Your stem cells will likely be collected after you’ve undergone three to four months of treatment with these initial agents. Your doctor may recommend undergoing the stem cell transplant soon after your cells are collected or delaying the transplant until after a relapse, if it occurs. Your age and your personal preference are important factors that will help your doctor make his or her recommendation.

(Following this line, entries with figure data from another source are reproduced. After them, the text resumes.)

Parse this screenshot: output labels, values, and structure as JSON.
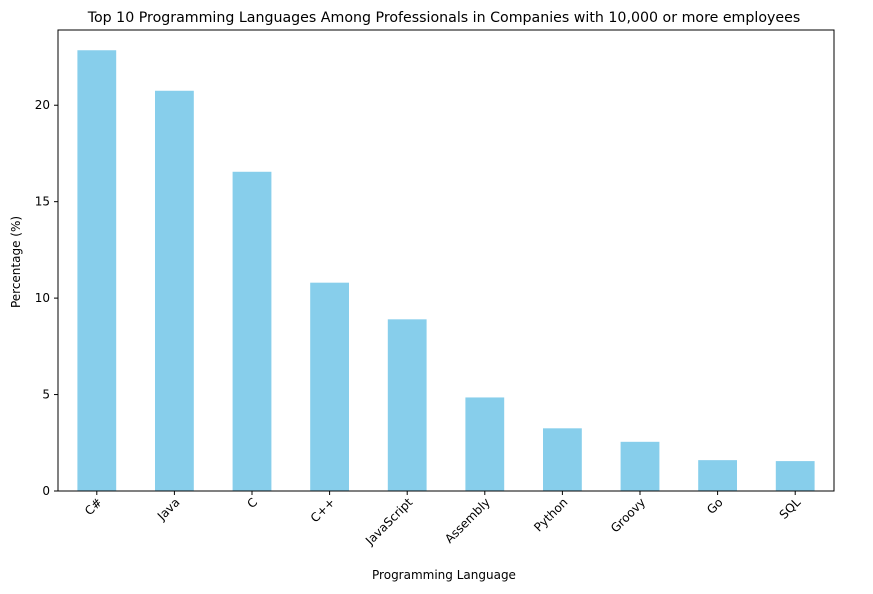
{
  "chart_data": {
    "type": "bar",
    "title": "Top 10 Programming Languages Among Professionals in Companies with 10,000 or more employees",
    "xlabel": "Programming Language",
    "ylabel": "Percentage (%)",
    "categories": [
      "C#",
      "Java",
      "C",
      "C++",
      "JavaScript",
      "Assembly",
      "Python",
      "Groovy",
      "Go",
      "SQL"
    ],
    "values": [
      22.85,
      20.75,
      16.55,
      10.8,
      8.9,
      4.85,
      3.25,
      2.55,
      1.6,
      1.55
    ],
    "ylim": [
      0,
      23.9
    ],
    "yticks": [
      0,
      5,
      10,
      15,
      20
    ],
    "grid": false,
    "colors": {
      "bar": "#87ceeb",
      "axis": "#000000"
    }
  }
}
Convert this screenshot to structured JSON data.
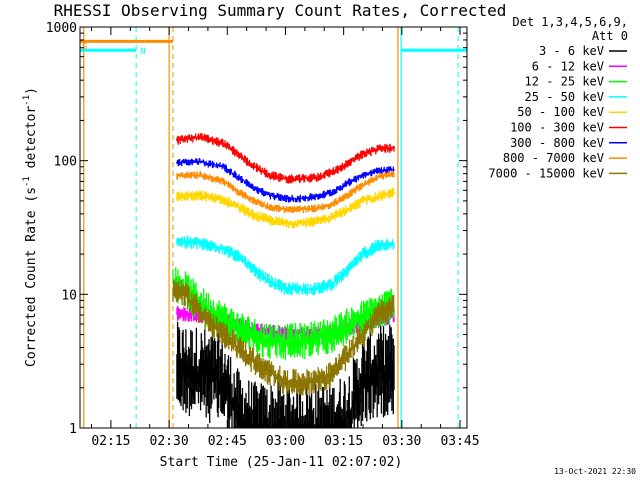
{
  "chart_data": {
    "type": "line",
    "title": "RHESSI Observing Summary Count Rates, Corrected",
    "xlabel": "Start Time (25-Jan-11 02:07:02)",
    "ylabel": "Corrected Count Rate (s",
    "ylabel_sup1": "-1",
    "ylabel_mid": " detector",
    "ylabel_sup2": "-1",
    "ylabel_end": ")",
    "yscale": "log",
    "ylim": [
      1,
      1000
    ],
    "xlim_minutes": [
      7.03,
      106.8
    ],
    "x_ticks": [
      {
        "m": 15,
        "label": "02:15"
      },
      {
        "m": 30,
        "label": "02:30"
      },
      {
        "m": 45,
        "label": "02:45"
      },
      {
        "m": 60,
        "label": "03:00"
      },
      {
        "m": 75,
        "label": "03:15"
      },
      {
        "m": 90,
        "label": "03:30"
      },
      {
        "m": 105,
        "label": "03:45"
      }
    ],
    "y_ticks": [
      {
        "v": 1,
        "label": "1"
      },
      {
        "v": 10,
        "label": "10"
      },
      {
        "v": 100,
        "label": "100"
      },
      {
        "v": 1000,
        "label": "1000"
      }
    ],
    "legend_header": [
      "Det 1,3,4,5,6,9,",
      "Att 0"
    ],
    "legend_position": "right",
    "series": [
      {
        "name": "3 - 6 keV",
        "color": "#000000",
        "noise": 0.35,
        "points": [
          [
            32,
            2.8
          ],
          [
            38,
            2.6
          ],
          [
            44,
            2.2
          ],
          [
            48,
            1.2
          ],
          [
            52,
            1.0
          ],
          [
            56,
            1.0
          ],
          [
            60,
            1.0
          ],
          [
            64,
            1.0
          ],
          [
            68,
            1.0
          ],
          [
            72,
            1.0
          ],
          [
            76,
            1.2
          ],
          [
            80,
            2.2
          ],
          [
            84,
            2.6
          ],
          [
            88,
            2.8
          ]
        ]
      },
      {
        "name": "6 - 12 keV",
        "color": "#ff00ff",
        "noise": 0.06,
        "points": [
          [
            32,
            7.2
          ],
          [
            38,
            7.0
          ],
          [
            44,
            6.4
          ],
          [
            50,
            5.6
          ],
          [
            56,
            5.2
          ],
          [
            62,
            5.0
          ],
          [
            68,
            5.1
          ],
          [
            74,
            5.4
          ],
          [
            80,
            6.0
          ],
          [
            86,
            6.6
          ],
          [
            88,
            7.0
          ]
        ]
      },
      {
        "name": "12 - 25 keV",
        "color": "#00ff00",
        "noise": 0.14,
        "points": [
          [
            31,
            12
          ],
          [
            34,
            11
          ],
          [
            38,
            8.5
          ],
          [
            42,
            7.0
          ],
          [
            48,
            5.5
          ],
          [
            54,
            4.6
          ],
          [
            60,
            4.4
          ],
          [
            66,
            4.5
          ],
          [
            72,
            5.0
          ],
          [
            78,
            6.2
          ],
          [
            84,
            7.5
          ],
          [
            88,
            8.5
          ]
        ]
      },
      {
        "name": "25 - 50 keV",
        "color": "#00ffff",
        "noise": 0.05,
        "points": [
          [
            32,
            25
          ],
          [
            38,
            24
          ],
          [
            44,
            22
          ],
          [
            48,
            19
          ],
          [
            52,
            15
          ],
          [
            56,
            12.5
          ],
          [
            60,
            11
          ],
          [
            64,
            11
          ],
          [
            68,
            11
          ],
          [
            72,
            12
          ],
          [
            76,
            15
          ],
          [
            80,
            20
          ],
          [
            84,
            23.5
          ],
          [
            88,
            24
          ]
        ]
      },
      {
        "name": "50 - 100 keV",
        "color": "#ffd700",
        "noise": 0.04,
        "points": [
          [
            32,
            54
          ],
          [
            38,
            55
          ],
          [
            44,
            51
          ],
          [
            48,
            45
          ],
          [
            52,
            39
          ],
          [
            56,
            36
          ],
          [
            60,
            34
          ],
          [
            64,
            34
          ],
          [
            68,
            35
          ],
          [
            72,
            38
          ],
          [
            76,
            43
          ],
          [
            80,
            50
          ],
          [
            84,
            54
          ],
          [
            88,
            58
          ]
        ]
      },
      {
        "name": "100 - 300 keV",
        "color": "#ff0000",
        "noise": 0.035,
        "points": [
          [
            32,
            142
          ],
          [
            38,
            150
          ],
          [
            44,
            135
          ],
          [
            48,
            110
          ],
          [
            52,
            90
          ],
          [
            56,
            78
          ],
          [
            60,
            73
          ],
          [
            64,
            73
          ],
          [
            68,
            75
          ],
          [
            72,
            82
          ],
          [
            76,
            95
          ],
          [
            80,
            112
          ],
          [
            84,
            122
          ],
          [
            88,
            125
          ]
        ]
      },
      {
        "name": "300 - 800 keV",
        "color": "#0000ff",
        "noise": 0.03,
        "points": [
          [
            32,
            97
          ],
          [
            38,
            98
          ],
          [
            44,
            90
          ],
          [
            48,
            75
          ],
          [
            52,
            62
          ],
          [
            56,
            55
          ],
          [
            60,
            52
          ],
          [
            64,
            52
          ],
          [
            68,
            54
          ],
          [
            72,
            58
          ],
          [
            76,
            68
          ],
          [
            80,
            78
          ],
          [
            84,
            84
          ],
          [
            88,
            86
          ]
        ]
      },
      {
        "name": "800 - 7000 keV",
        "color": "#ff8c00",
        "noise": 0.03,
        "points": [
          [
            32,
            77
          ],
          [
            38,
            78
          ],
          [
            44,
            70
          ],
          [
            48,
            58
          ],
          [
            52,
            50
          ],
          [
            56,
            45
          ],
          [
            60,
            43
          ],
          [
            64,
            43
          ],
          [
            68,
            44
          ],
          [
            72,
            47
          ],
          [
            76,
            55
          ],
          [
            80,
            66
          ],
          [
            84,
            76
          ],
          [
            88,
            80
          ]
        ]
      },
      {
        "name": "7000 - 15000 keV",
        "color": "#8b7500",
        "noise": 0.1,
        "points": [
          [
            31,
            11
          ],
          [
            34,
            10
          ],
          [
            38,
            7.5
          ],
          [
            42,
            5.5
          ],
          [
            46,
            4.5
          ],
          [
            50,
            3.5
          ],
          [
            54,
            2.8
          ],
          [
            60,
            2.2
          ],
          [
            66,
            2.2
          ],
          [
            72,
            2.5
          ],
          [
            76,
            3.5
          ],
          [
            80,
            5
          ],
          [
            84,
            7
          ],
          [
            88,
            8.5
          ]
        ]
      }
    ],
    "dashed_markers": [
      {
        "m": 21.5,
        "color": "#00ffff"
      },
      {
        "m": 31.0,
        "color": "#ff8c00"
      },
      {
        "m": 104.5,
        "color": "#00ffff"
      }
    ],
    "solid_markers": [
      {
        "m": 8.0,
        "color": "#ff8c00"
      },
      {
        "m": 30.0,
        "color": "#ff8c00"
      },
      {
        "m": 89.8,
        "color": "#00ffff"
      },
      {
        "m": 89.0,
        "color": "#ff8c00"
      }
    ],
    "flag_bars": [
      {
        "from": 7.03,
        "to": 31.0,
        "value": 780,
        "color": "#ff8c00"
      },
      {
        "from": 7.03,
        "to": 21.5,
        "value": 670,
        "color": "#00ffff",
        "label": "N"
      },
      {
        "from": 89.8,
        "to": 106.8,
        "value": 670,
        "color": "#00ffff"
      }
    ],
    "flag_letter_left": "S",
    "timestamp": "13-Oct-2021 22:30"
  }
}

- If you’re not considered a candidate for stem cell transplantation: Your initial therapy is likely to be a combination of melphalan, prednisone and thalidomide (MPT). If the side effects are intolerable, melphalan plus prednisone is another option (MP). This type of therapy is typically given for about 12 to 18 months.
Treatments for relapsed or treatment-resistant multiple myeloma
Most people who are treated for multiple myeloma eventually experience a relapse of the disease. And in some cases, none of the currently available, first-line therapies slow the cancer cells from multiplying. If you experience a relapse of multiple myeloma, your doctor may recommend repeating another course of the treatment that initially helped you. Another option is trying one or more of the other treatments typically used as first-line therapy, either alone or in combination.
Research on a number of promising new treatment options is ongoing, and these drugs offer important options for those with multiple myeloma. Talk to your doctor about what clinical trials may be available to you.
Because multiple myeloma can cause a number of complications, you may also need treatment for those specific conditions. For example:
- Back pain. Taking pain medication or wearing a back brace can help relieve the back pain you might experience with multiple myeloma.
- Kidney complications. People with severe kidney damage may need dialysis.
- Infections. Antibiotics may be necessary to help treat infections or to help reduce your risk of them.
- Bone loss. You may take medications called bisphosphonates, such as pamidronate (Aredia) or zoledronic acid (Zometa), which bind to the surface of your bones and help prevent bone loss. Treatment with these drugs is associated with the risk of harm to the jawbone. If you’re taking these medications, don’t have dental procedures done without consulting your doctor first.
- Anemia. If you have persistent anemia, your doctor may prescribe erythropoietin injections. Erythropoietin is a naturally occurring hormone made in the kidneys that stimulates the production of red blood cells. Research suggests that the use of erythropoietin may increase the risk of blood clots in some people with myeloma.
The following tips may help you keep multiple myeloma under control:
- Stay active. Exercise helps keep your bones stronger. If pain keeps you from being active, ask your doctor about ways to lessen the pain.
- Drink fluids. Drinking fluids can help keep you from becoming dehydrated. And by drinking plenty of fluids, you help dilute the Bence Jones protein fragments in your urine, which may help prevent kidney damage.
- Eat a balanced diet. One way to promote your overall health and cope with any form of cancer is to eat well. The amount of M protein in your system isn’t affected by how much protein you eat, so there’s no need to limit protein intake unless told otherwise by your doctor. Don’t take vitamins, herbs or medications without your doctor’s approval because they may interfere with your treatment.